Russian President Vladimir Putin is bent on destroying Ukraine but there is no major risk of an imminent invasion, a senior Ukrainian security official said on Friday.
Speaking to AFP in an interview, Oleksiy Danilov, secretary of the National Security and Defence Council, said that talk of Moscow's invasion could destabilise Ukraine and play into Putin's hands.
"Putin wants to destroy our country. Will he succeed? No, he will not," said Danillov.
"Our citizens will protect our country," he said, adding that both the army and civilians will form a broad national "resistance" movement if Russia attacks.
"We are going to protect our country. Full stop."
Tensions have been building since mid-November when Washington sounded the alarm over a massive Russian troop build-up on Ukraine's border and accused Putin of plotting an invasion.
But Danilov, 59, downplayed the risk of a major military escalation, saying Ukrainian officials have not seen any "critical build-up."
According to Kiev's estimates, the number of Russian troops along Ukraine's borders has increased from around 93,000 troops in October to 104,000 now.
"We don't think this is a big surge," Danilov said.
The security aide to President Volodymyr Zelensky stressed that authorities did not want to "scare people" with war talk as that "would destabilise the situation inside the country."
The Russian leader has for years questioned the legitimacy of Ukraine's borders and insisted that Russians and Ukrainians are "one people."
During his end-of-the-year news conference on Thursday, Putin said Ukraine was "created" by Vladimir Lenin, the founder of the Soviet Union, in the 1920s.
Danilov accused the Kremlin of seeking to destabilise Ukraine from within by resorting to cyberattacks and deepening an energy crisis in one of Europe's poorest countries.
"I insist that it's the main task for Putin," he said.
If all else fails, the Kremlin could then move troops across the border, Danilov added.
The West has long accused the Kremlin of providing direct military support to pro-Russian separatists, who carved out two statelets in eastern Ukraine shortly after Moscow annexed Crimea in 2014.

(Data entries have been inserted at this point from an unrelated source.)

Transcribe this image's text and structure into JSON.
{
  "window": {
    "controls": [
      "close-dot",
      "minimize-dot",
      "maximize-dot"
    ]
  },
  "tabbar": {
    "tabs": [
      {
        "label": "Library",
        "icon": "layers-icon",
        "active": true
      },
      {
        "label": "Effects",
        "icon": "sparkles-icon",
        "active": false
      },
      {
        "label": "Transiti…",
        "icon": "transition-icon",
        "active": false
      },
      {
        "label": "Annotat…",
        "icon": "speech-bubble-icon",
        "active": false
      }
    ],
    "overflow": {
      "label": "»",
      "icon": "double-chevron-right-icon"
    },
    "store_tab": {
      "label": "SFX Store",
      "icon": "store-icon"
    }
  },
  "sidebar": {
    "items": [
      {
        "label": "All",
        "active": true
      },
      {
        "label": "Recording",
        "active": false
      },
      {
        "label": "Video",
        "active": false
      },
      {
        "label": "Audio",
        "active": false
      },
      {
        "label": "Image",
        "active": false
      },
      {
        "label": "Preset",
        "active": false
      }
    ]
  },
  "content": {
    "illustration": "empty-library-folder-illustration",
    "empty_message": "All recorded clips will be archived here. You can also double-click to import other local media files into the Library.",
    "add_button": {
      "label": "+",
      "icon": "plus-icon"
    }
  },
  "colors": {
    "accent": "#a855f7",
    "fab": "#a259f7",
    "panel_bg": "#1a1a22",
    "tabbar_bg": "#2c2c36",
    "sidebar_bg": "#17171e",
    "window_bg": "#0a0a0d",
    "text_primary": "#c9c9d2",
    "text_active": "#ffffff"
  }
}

Russia denies the claims and Putin has suggested that the conflict, which has claimed over 13,000 lives, is genocidal.
Danilov accused the Kremlin of seeking to further divide Ukraine.

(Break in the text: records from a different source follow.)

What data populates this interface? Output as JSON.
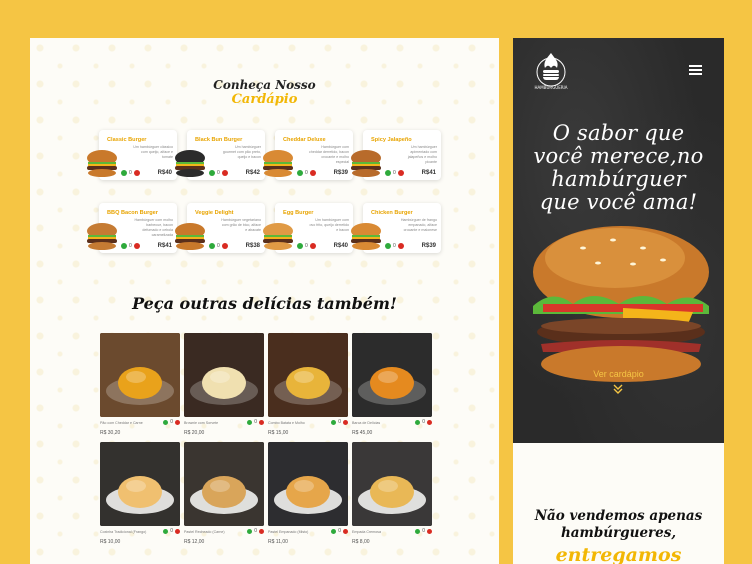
{
  "menu_section": {
    "title_line1": "Conheça Nosso",
    "title_line2": "Cardápio",
    "items": [
      {
        "name": "Classic Burger",
        "desc": "Um hambúrguer clássico com queijo, alface e tomate",
        "qty": "0",
        "price": "R$40"
      },
      {
        "name": "Black Bun Burger",
        "desc": "Um hambúrguer gourmet com pão preto, queijo e bacon",
        "qty": "0",
        "price": "R$42"
      },
      {
        "name": "Cheddar Deluxe",
        "desc": "Hambúrguer com cheddar derretido, bacon crocante e molho especial",
        "qty": "0",
        "price": "R$39"
      },
      {
        "name": "Spicy Jalapeño",
        "desc": "Um hambúrguer apimentado com jalapeños e molho picante",
        "qty": "0",
        "price": "R$41"
      },
      {
        "name": "BBQ Bacon Burger",
        "desc": "Hambúrguer com molho barbecue, bacon defumado e cebola caramelizada",
        "qty": "0",
        "price": "R$41"
      },
      {
        "name": "Veggie Delight",
        "desc": "Hambúrguer vegetariano com grão de bico, alface e abacate",
        "qty": "0",
        "price": "R$38"
      },
      {
        "name": "Egg Burger",
        "desc": "Um hambúrguer com ovo frito, queijo derretido e bacon",
        "qty": "0",
        "price": "R$40"
      },
      {
        "name": "Chicken Burger",
        "desc": "Hambúrguer de frango empanado, alface crocante e maionese",
        "qty": "0",
        "price": "R$39"
      }
    ]
  },
  "others_section": {
    "title": "Peça outras delícias também!",
    "items": [
      {
        "name": "Pão com Cheddar e Carne",
        "qty": "0",
        "price": "R$ 30,20"
      },
      {
        "name": "Brownie com Sorvete",
        "qty": "0",
        "price": "R$ 20,00"
      },
      {
        "name": "Combo Batata e Molho",
        "qty": "0",
        "price": "R$ 15,00"
      },
      {
        "name": "Barca de Delícias",
        "qty": "0",
        "price": "R$ 45,00"
      },
      {
        "name": "Coxinha Tradicional (Frango)",
        "qty": "0",
        "price": "R$ 10,00"
      },
      {
        "name": "Pastel Recheado (Carne)",
        "qty": "0",
        "price": "R$ 12,00"
      },
      {
        "name": "Pastel Empanado (Misto)",
        "qty": "0",
        "price": "R$ 11,00"
      },
      {
        "name": "Empada Cremosa",
        "qty": "0",
        "price": "R$ 8,00"
      }
    ]
  },
  "mobile": {
    "logo_text": "HAMBURGUERIA",
    "headline": [
      "O sabor que",
      "você merece,no",
      "hambúrguer",
      "que você ama!"
    ],
    "cta": "Ver cardápio",
    "lower_title": [
      "Não vendemos apenas",
      "hambúrgueres,"
    ],
    "lower_accent": "entregamos"
  },
  "colors": {
    "brand_yellow": "#f5c544",
    "accent": "#f2b705",
    "dark": "#2a2a2a",
    "add": "#2eaa3c",
    "remove": "#d92b22"
  }
}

"They want to tear apart our country so that it ceases to exist within its current borders," he said.
Moscow has denied it is planning to go on the attack and accused Kiev of planning to take back the Moscow-backed separatist statelets by force.
Danilov however said an offensive was not an acceptable solution for Ukrainian authorities as it would lead to a massive increase in civilian casualties.

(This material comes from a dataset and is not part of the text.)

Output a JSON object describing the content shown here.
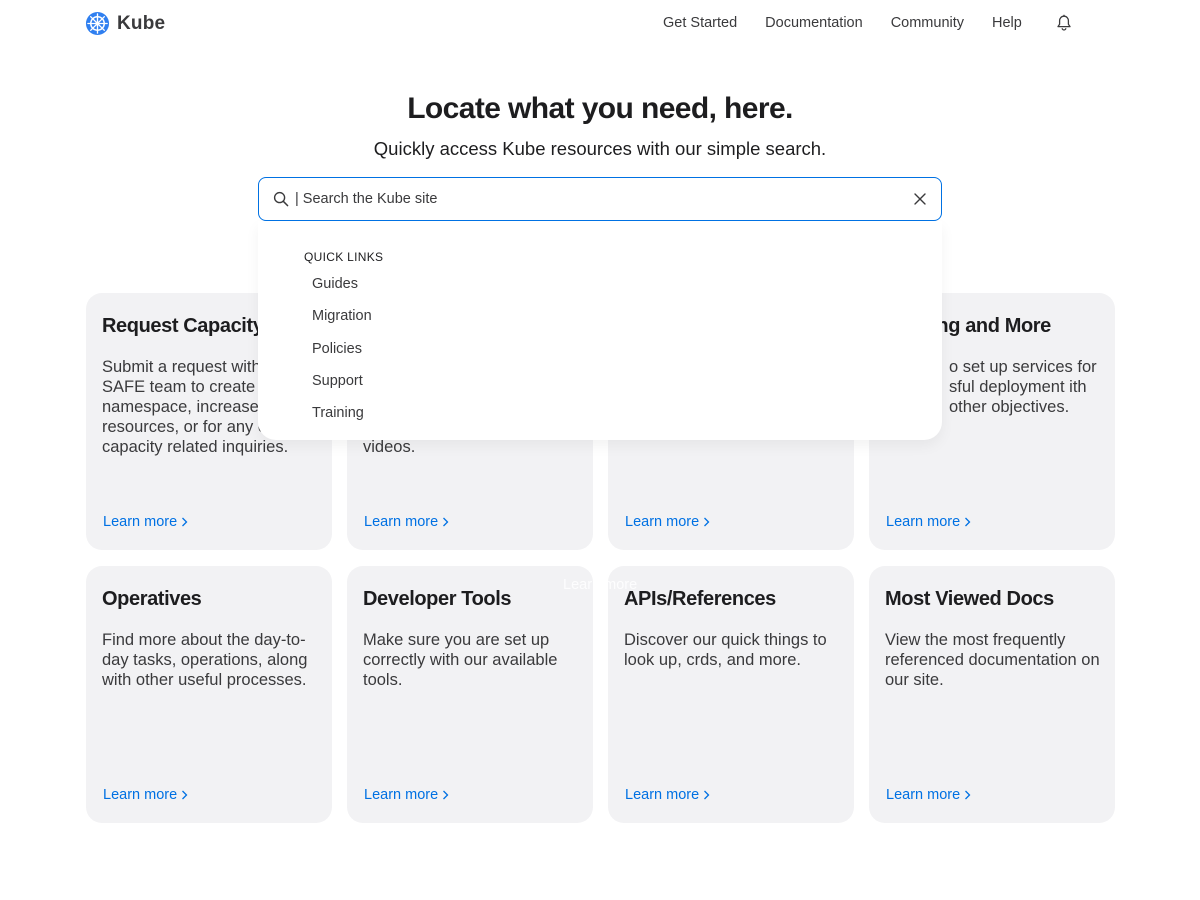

"We would like there to be negotiations, we would like Russians to withdraw their troops, their tanks and go home," he said.
"But Putin does not want this."
US President Joe Biden has threatened Putin with sanctions "like he's never seen before" in the event of an attack on Ukraine.
Washington has also said it is ready to beef up its military presence in eastern Europe.
But Ukrainian officials have urged the West to provide more military aid and to also slap Russia with a round of preemptive sanctions.
"Providing us with defensive weapons is the number one issue," Danilov said.
"When our country is destroyed who are you going to impose sanctions against?" he added.
Putin wants the United States to give Russia guarantees that NATO will halt its eastward expansion and that Ukraine will never join the military bloc.
Washington says it is ready to discuss some of Moscow's security proposals in early January.
Danilov warned the West against deciding Ukraine's fate without Kiev.
Whatever the outcome of these talks, "it will not work if it is not accepted by Ukrainians," he said.
"We are not Russia. It is impossible to bring everyone to their knees because big men have decided for us."